Nursing home abuse and neglect is an important issue in California, particularly as we await potential changes to the law surrounding residential care facilities for the elderly (RCFEs). At the same time, however, elder abuse is a nationwide—and indeed, a worldwide—concern that affects us all. If you have questions about how you can help an older adult who has sustained injuries because of elder abuse, don’t hesitate to speak to an experienced San Diego elder justice advocate.
What is World Elder Abuse Awareness Day?
According to the NCEA, World Elder Abuse Awareness Day began back in June of 2006, when a number of internationally focused organizations got together to make it known that violence against older adults is an important matter. Who’s currently involved? The International Network for the Prevention of Elder Abuse and the World Health Organization initially launched the awareness project under the auspices of the United Nations (UN). Now, each year on June 15, the NCEA and the Administration on Aging also get involved to raise awareness across the U.S., including throughout the state of California.
The creators of the awareness project described its purpose as one of “providing an opportunity for communities around the world to promote a better understanding of abuse and neglect of older persons by raising awareness of the cultural, social, economic, and demographic processes affecting elder abuse and neglect.”
San Diego County Aging Summit
While communities throughout the country have an organized opportunity to focus on important matters surrounding nursing home abuse and neglect, the San Diego County Aging Summit also seeks to raise awareness about issues that affect older adults in Southern California. This year, the summit focused specifically on Alzheimer’s disease, according to an article in U-T San Diego.

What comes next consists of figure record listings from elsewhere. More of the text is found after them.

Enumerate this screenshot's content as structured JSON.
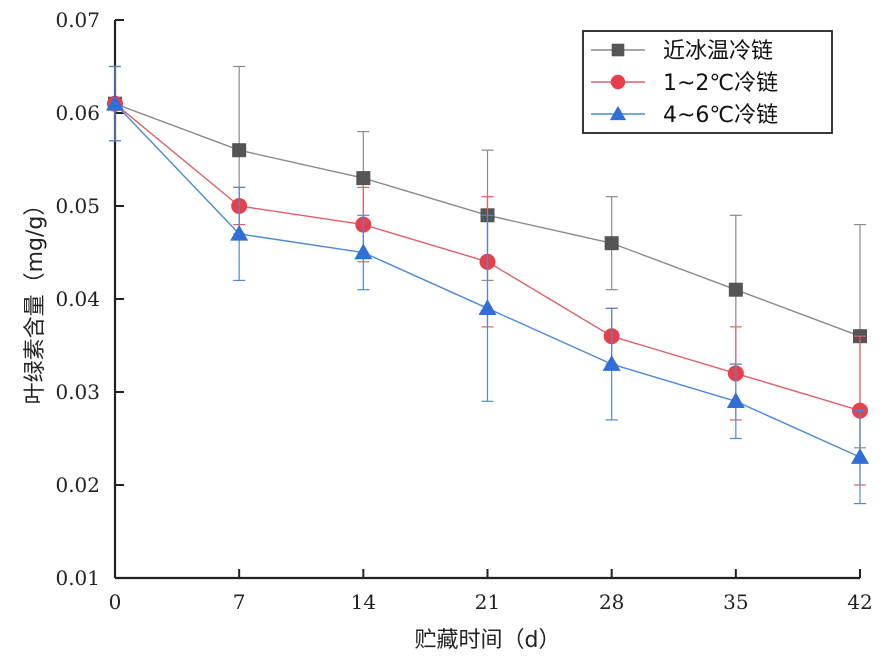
{
  "chart_data": {
    "type": "line",
    "title": "",
    "xlabel": "贮藏时间（d）",
    "ylabel": "叶绿素含量（mg/g）",
    "x": [
      0,
      7,
      14,
      21,
      28,
      35,
      42
    ],
    "xticks": [
      "0",
      "7",
      "14",
      "21",
      "28",
      "35",
      "42"
    ],
    "yticks": [
      "0.01",
      "0.02",
      "0.03",
      "0.04",
      "0.05",
      "0.06",
      "0.07"
    ],
    "ylim": [
      0.01,
      0.07
    ],
    "xlim": [
      0,
      42
    ],
    "grid": false,
    "legend_position": "top-right",
    "series": [
      {
        "name": "近冰温冷链",
        "marker": "square",
        "color": "#555555",
        "line_color": "#8a8a8a",
        "values": [
          0.061,
          0.056,
          0.053,
          0.049,
          0.046,
          0.041,
          0.036
        ],
        "error": [
          0.004,
          0.009,
          0.005,
          0.007,
          0.005,
          0.008,
          0.012
        ]
      },
      {
        "name": "1~2℃冷链",
        "marker": "circle",
        "color": "#e8404a",
        "line_color": "#e06068",
        "values": [
          0.061,
          0.05,
          0.048,
          0.044,
          0.036,
          0.032,
          0.028
        ],
        "error": [
          0.004,
          0.002,
          0.004,
          0.007,
          0.003,
          0.005,
          0.008
        ]
      },
      {
        "name": "4~6℃冷链",
        "marker": "triangle",
        "color": "#2f6fd6",
        "line_color": "#4a8ad8",
        "values": [
          0.061,
          0.047,
          0.045,
          0.039,
          0.033,
          0.029,
          0.023
        ],
        "error": [
          0.004,
          0.005,
          0.004,
          0.01,
          0.006,
          0.004,
          0.005
        ]
      }
    ]
  }
}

How does the summit work? It takes place every other year. For 2014, its “major themes” included “safety for seniors and the concerns of family caregivers.” Alzheimer’s patients across California have been injured by nursing home and assisted-living facility employees. Whether your loved one with Alzheimer’s or another form of dementia suffered physical abuse or emotional abuse, it’s important to know that a San Diego nursing home abuse lawyer can help.
The Alzheimer’s Association estimates that about 5 million elderly adults currently suffer from Alzheimer’s disease, and a majority of those victims are women. In San Diego County alone, about 60,000 seniors currently live with this debilitating neurological disease. About 20 percent of those patients currently reside in care facilities. It’s especially important to keep an eye out for signs of elder abuse when your loved one suffers from a form of dementia. As we’ve noted previously, California physicians have been implicated in the off-label use of psychotropic drugs to treat dementia patients. And employees at assisted-living facilities have been named in serious incidents of nursing home abuse against patients with Alzheimer’s.